Brexit dan “kebelum-mampuan saya”
Sepekan
terakhir sejak referendum warga Inggris memutuskan keluar dari uni Eropa, kita
dengan mudah menemukan dan mencerna berbagai pandangan tentang fenomena ini.
Mulai dari analisis serius sampai jokes yang mengaitkan dengan gagalnya
timnas Inggris di gelaran euro 2016 seperti mem-viral di media massa maupun
media sosial. Sayangnya sampai saat ini saya belum menemukan analisa komplit
(yang saya tunggu-tunggu) tentang fenomena Britain Exit atau Brexit dari
intelektual dan atau aktivis kita di indonesia dalam perspektif marxian dan
gerakan kiri. Saya (biasanya) akan mencari dari situs-situs seperti
Indoprogress, Rumahkiri dan Berdikari online.
Saya
tadinya berniat membikin sebuah esai pendek tentang Brexit ini.
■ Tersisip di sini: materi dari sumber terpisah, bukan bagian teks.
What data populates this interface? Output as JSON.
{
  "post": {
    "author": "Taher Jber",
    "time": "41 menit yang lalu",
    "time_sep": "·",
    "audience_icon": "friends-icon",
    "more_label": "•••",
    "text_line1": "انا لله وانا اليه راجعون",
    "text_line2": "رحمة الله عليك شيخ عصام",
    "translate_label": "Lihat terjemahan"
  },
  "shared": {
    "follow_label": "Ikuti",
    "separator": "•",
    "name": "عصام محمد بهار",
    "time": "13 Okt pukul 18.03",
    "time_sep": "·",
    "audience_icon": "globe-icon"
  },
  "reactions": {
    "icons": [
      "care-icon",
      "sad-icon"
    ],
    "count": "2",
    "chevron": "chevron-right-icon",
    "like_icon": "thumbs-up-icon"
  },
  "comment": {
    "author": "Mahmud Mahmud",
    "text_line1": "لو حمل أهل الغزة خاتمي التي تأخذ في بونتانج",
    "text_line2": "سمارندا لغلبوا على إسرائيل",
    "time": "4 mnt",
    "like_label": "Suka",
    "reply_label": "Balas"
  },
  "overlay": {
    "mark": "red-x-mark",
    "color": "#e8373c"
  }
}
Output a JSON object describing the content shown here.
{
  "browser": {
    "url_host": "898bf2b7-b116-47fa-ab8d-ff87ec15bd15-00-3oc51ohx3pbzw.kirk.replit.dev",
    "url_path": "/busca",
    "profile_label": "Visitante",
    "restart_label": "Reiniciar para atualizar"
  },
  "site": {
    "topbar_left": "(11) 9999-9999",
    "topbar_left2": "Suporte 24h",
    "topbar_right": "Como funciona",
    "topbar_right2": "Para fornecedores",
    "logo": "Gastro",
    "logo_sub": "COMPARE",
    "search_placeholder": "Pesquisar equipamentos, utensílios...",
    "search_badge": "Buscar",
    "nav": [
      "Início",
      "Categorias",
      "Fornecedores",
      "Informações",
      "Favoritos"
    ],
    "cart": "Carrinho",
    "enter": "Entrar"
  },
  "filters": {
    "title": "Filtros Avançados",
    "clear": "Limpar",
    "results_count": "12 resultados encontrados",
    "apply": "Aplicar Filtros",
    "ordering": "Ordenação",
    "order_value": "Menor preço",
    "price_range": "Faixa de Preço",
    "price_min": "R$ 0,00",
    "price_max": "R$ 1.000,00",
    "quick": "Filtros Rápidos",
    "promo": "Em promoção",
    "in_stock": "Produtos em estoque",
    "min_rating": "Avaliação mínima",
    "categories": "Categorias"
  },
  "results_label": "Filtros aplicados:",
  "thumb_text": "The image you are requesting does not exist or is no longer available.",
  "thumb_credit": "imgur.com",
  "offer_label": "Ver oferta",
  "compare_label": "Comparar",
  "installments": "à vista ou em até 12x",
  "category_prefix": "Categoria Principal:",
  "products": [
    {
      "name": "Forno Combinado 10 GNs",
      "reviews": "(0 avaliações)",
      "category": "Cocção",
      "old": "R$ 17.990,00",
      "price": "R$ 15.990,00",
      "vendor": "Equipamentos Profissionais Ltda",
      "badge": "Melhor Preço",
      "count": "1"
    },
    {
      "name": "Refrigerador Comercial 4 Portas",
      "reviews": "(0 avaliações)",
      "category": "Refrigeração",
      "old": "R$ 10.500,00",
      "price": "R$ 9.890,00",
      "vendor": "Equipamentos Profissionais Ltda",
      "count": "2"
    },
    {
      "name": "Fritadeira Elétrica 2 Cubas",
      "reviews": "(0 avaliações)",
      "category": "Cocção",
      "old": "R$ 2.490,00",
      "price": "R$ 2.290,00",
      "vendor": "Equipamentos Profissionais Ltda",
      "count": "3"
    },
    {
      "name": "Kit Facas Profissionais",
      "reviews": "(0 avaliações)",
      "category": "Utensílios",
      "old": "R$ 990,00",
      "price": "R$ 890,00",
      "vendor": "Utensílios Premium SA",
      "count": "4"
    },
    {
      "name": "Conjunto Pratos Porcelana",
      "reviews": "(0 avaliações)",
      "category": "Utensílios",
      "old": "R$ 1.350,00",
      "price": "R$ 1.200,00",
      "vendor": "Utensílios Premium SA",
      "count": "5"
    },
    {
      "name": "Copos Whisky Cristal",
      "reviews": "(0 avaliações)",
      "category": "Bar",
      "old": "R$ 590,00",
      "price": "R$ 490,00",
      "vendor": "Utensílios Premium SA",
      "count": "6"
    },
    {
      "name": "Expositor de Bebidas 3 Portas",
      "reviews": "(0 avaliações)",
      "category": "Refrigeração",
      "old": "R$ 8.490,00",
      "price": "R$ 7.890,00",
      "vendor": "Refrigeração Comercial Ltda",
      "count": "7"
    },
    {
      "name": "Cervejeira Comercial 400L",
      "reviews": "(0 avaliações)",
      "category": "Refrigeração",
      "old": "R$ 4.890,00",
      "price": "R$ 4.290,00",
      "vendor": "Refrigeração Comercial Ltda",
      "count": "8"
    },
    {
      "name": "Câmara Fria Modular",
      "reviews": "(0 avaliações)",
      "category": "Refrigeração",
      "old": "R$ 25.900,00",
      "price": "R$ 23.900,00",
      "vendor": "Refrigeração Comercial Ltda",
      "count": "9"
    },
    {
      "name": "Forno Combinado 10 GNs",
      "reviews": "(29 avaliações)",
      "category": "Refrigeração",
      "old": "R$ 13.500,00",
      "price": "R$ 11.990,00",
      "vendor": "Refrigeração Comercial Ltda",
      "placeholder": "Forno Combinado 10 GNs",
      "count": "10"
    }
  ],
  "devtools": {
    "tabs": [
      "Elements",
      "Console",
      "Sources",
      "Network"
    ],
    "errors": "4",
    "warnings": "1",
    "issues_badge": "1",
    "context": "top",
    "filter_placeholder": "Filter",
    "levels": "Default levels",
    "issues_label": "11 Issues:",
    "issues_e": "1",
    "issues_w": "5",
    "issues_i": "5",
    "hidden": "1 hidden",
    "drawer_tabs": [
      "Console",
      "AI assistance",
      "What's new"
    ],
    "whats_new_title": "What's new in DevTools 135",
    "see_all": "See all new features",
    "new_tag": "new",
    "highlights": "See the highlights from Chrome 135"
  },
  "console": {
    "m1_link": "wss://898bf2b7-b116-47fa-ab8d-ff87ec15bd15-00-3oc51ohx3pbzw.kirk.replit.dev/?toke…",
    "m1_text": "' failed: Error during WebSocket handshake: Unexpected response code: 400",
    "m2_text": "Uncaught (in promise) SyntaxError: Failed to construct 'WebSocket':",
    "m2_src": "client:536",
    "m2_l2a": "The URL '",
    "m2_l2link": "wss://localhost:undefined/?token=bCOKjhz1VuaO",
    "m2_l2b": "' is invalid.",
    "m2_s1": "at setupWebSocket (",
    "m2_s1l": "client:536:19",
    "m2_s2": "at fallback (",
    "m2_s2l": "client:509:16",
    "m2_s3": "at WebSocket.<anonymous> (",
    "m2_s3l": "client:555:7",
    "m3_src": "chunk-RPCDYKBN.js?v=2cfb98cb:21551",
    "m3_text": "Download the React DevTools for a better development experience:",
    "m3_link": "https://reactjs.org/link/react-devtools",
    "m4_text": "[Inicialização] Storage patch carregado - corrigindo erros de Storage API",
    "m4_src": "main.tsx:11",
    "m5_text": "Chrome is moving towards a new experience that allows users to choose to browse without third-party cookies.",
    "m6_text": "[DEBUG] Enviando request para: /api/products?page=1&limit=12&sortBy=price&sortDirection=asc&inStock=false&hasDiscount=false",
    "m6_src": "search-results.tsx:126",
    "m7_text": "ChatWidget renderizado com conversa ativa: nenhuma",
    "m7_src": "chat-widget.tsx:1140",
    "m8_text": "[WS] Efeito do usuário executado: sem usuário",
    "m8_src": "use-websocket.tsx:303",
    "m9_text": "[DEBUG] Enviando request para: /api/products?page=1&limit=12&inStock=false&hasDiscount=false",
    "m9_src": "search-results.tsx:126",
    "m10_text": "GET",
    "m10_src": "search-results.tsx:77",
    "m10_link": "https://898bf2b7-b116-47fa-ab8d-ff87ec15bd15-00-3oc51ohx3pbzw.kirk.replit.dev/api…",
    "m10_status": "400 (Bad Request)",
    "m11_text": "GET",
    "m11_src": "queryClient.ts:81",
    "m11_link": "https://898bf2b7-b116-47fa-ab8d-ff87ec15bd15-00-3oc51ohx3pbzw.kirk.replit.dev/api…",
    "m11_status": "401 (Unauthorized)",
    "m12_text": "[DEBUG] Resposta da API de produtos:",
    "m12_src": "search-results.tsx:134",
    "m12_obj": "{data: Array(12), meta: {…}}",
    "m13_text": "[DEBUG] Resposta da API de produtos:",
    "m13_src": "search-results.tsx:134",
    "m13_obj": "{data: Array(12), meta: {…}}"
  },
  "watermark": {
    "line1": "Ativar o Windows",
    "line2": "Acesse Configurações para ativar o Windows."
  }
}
Paragraf di
atas adalah kalimat-kalimat pembuka dari esai yang saya rencanakan. Sepertinya
saya belum bisa lanjut menulisnya. Sambil browsing untuk membaca berita
dan ulasan, saya juga membuka laman facebook. Dan inilah sepertinya faktor yang
membuat saya berpikir satu hal.
Tadi
pagi ada lagi acara wisuda di baruga unhas. Betapa sudah banyak sarjana-sarjana
HI, master dan doktor dalam ilmu HI atau ilmu politik di Indonesia. Patutlah
kiranya kesyukuran bagi saya yang belum menyandang gelar itu. Apa pasal ?
Seorang intelektual punya tanggungjawab keilmuan untuk menjelaskan fenomena
sesuai bidang keahliannya. Anak HI ? Brexit ? ini skali mi. Sungguh
sayang, saat ini saya belum punya argumentasi yang mantap untuk dikemukakan. Masih
harus membaca lagi (dan diskusi). Membaca lagi. Membaca lagi.
30 Juni 2016.
[malam
ke-25 ramadhan]
Komentar
Posting Komentar
Terima kasih sudah berkunjung, berilah masukan yang positif :-)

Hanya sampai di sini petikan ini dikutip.